Beatriz Preciado: «Manifiesto contrasexual»
«¿Qué es la contrasexualidad?
La contrasexualidad no es la creación de una nueva naturaleza, sino más bien el fin de la Naturaleza como orden que legitima la sujeción de unos cuerpos a otros. La contrasexualidad es, en primer lugar, un análisis crítico de la diferencia de género y de sexo, producto del contrato social heterocentrado, cuyas performatividades normativas han sido inscritas en los cuerpos como verdades biológicas. En segundo lugar: la contrasexualidad apunta a sustituir este contrato social que denominamos Naturaleza por un contrato contrasexual. En el marco del contrato contrasexual, los cuerpos se reconocen a sí mismos no como hombres o mujeres sino como cuerpos hablantes, y reconocen a los otros como cuerpos hablantes.
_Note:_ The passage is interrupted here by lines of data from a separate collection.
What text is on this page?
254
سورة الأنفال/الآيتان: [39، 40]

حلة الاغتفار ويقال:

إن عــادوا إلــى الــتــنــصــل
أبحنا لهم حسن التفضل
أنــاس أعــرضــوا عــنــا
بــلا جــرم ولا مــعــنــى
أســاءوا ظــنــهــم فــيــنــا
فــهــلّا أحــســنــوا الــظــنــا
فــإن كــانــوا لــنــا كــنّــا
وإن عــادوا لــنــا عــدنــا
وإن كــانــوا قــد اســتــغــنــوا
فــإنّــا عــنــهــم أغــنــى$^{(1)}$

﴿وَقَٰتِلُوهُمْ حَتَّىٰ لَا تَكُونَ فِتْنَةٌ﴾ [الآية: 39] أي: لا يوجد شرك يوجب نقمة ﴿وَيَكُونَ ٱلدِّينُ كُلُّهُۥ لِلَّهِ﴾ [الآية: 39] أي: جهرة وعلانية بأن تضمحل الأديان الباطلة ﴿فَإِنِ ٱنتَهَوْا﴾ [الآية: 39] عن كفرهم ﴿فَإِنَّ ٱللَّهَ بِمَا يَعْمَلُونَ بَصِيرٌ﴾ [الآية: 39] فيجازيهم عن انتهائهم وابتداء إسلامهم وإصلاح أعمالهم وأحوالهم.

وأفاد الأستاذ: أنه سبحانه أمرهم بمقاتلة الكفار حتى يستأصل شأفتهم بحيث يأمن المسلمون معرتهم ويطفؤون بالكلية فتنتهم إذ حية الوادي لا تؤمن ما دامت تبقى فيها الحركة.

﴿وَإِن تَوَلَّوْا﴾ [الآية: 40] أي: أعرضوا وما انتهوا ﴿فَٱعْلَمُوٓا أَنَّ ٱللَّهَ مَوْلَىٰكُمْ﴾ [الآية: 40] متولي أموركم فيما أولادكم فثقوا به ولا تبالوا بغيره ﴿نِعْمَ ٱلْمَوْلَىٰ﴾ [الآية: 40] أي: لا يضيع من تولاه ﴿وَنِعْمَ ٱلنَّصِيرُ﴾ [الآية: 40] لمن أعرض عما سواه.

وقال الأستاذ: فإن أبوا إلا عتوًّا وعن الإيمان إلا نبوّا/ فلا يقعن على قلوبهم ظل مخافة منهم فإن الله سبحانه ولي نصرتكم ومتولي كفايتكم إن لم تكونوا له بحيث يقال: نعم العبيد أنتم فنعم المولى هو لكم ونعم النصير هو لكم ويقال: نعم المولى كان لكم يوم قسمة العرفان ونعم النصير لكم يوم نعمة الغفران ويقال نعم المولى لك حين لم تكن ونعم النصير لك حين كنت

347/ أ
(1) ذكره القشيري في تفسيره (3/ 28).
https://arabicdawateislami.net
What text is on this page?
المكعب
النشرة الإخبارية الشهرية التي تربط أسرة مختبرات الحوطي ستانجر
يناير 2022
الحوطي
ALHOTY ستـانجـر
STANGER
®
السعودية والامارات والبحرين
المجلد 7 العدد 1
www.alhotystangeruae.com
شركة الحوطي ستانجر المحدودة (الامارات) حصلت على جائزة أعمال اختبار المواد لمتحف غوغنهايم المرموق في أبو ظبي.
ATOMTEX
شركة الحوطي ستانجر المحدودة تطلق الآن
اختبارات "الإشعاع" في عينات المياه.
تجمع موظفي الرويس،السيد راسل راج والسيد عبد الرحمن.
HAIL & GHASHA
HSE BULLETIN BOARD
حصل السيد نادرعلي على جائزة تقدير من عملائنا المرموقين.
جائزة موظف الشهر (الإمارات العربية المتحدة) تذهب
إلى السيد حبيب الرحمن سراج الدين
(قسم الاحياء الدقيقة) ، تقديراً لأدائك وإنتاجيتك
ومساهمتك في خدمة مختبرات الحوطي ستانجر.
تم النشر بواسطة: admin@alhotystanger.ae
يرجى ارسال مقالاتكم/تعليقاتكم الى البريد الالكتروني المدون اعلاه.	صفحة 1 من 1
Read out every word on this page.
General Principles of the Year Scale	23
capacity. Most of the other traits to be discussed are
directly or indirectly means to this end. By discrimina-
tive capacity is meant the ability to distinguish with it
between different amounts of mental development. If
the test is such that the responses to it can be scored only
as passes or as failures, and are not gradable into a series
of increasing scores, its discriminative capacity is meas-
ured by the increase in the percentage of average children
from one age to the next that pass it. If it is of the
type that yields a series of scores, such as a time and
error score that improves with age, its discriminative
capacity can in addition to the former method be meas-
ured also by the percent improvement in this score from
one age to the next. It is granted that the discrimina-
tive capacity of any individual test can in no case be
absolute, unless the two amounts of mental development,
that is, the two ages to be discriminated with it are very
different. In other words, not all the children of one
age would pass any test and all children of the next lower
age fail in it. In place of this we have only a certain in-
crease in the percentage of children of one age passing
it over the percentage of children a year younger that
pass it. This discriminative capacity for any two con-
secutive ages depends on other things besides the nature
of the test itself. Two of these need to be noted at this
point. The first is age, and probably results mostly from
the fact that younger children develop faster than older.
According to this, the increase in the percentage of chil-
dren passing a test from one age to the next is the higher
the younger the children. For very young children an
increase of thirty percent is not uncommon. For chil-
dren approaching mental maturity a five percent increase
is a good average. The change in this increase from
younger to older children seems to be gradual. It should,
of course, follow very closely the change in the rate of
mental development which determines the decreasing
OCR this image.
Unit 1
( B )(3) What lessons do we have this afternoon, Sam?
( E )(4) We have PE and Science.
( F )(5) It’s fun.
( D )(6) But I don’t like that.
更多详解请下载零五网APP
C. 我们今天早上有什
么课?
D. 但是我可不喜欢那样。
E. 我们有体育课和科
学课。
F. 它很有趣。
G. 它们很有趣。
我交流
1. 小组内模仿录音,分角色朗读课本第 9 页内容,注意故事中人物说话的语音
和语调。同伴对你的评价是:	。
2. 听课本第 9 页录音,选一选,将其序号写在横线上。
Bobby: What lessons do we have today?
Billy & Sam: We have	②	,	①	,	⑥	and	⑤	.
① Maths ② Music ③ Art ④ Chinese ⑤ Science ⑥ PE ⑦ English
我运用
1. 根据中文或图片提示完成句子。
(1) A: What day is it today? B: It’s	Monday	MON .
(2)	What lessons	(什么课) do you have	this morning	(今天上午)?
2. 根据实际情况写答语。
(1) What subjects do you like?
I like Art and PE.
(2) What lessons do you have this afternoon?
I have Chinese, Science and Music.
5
Se reconocen a sí mismos la posibilidad de acceder a todas las prácticas significantes, así como a todas las posiciones de enunciación, en tanto sujetos, que la historia ha determinado como masculinas, femeninas o perversas. Por consiguiente, renuncian no sólo a una identidad sexual cerrada y determinada naturalmente, sino también a los beneficios que podrían obtener de una naturalización de los efectos sociales, económicos y jurídicos de sus prácticas significantes. La nueva sociedad toma el nombre de sociedad contrasexual al menos por dos razones. Una, y de manera negativa: la sociedad contrasexual se dedica a la deconstrucción sistemática de la naturalización de las prácticas sexuales y del sistema de género. Dos, y de manera positiva: la sociedad contrasexual proclama la equivalencia (y no la igualdad) de todos los cuerpos-sujetos hablantes que se comprometen con los términos del contrato contrasexual dedicado a la búsqueda del placer-saber.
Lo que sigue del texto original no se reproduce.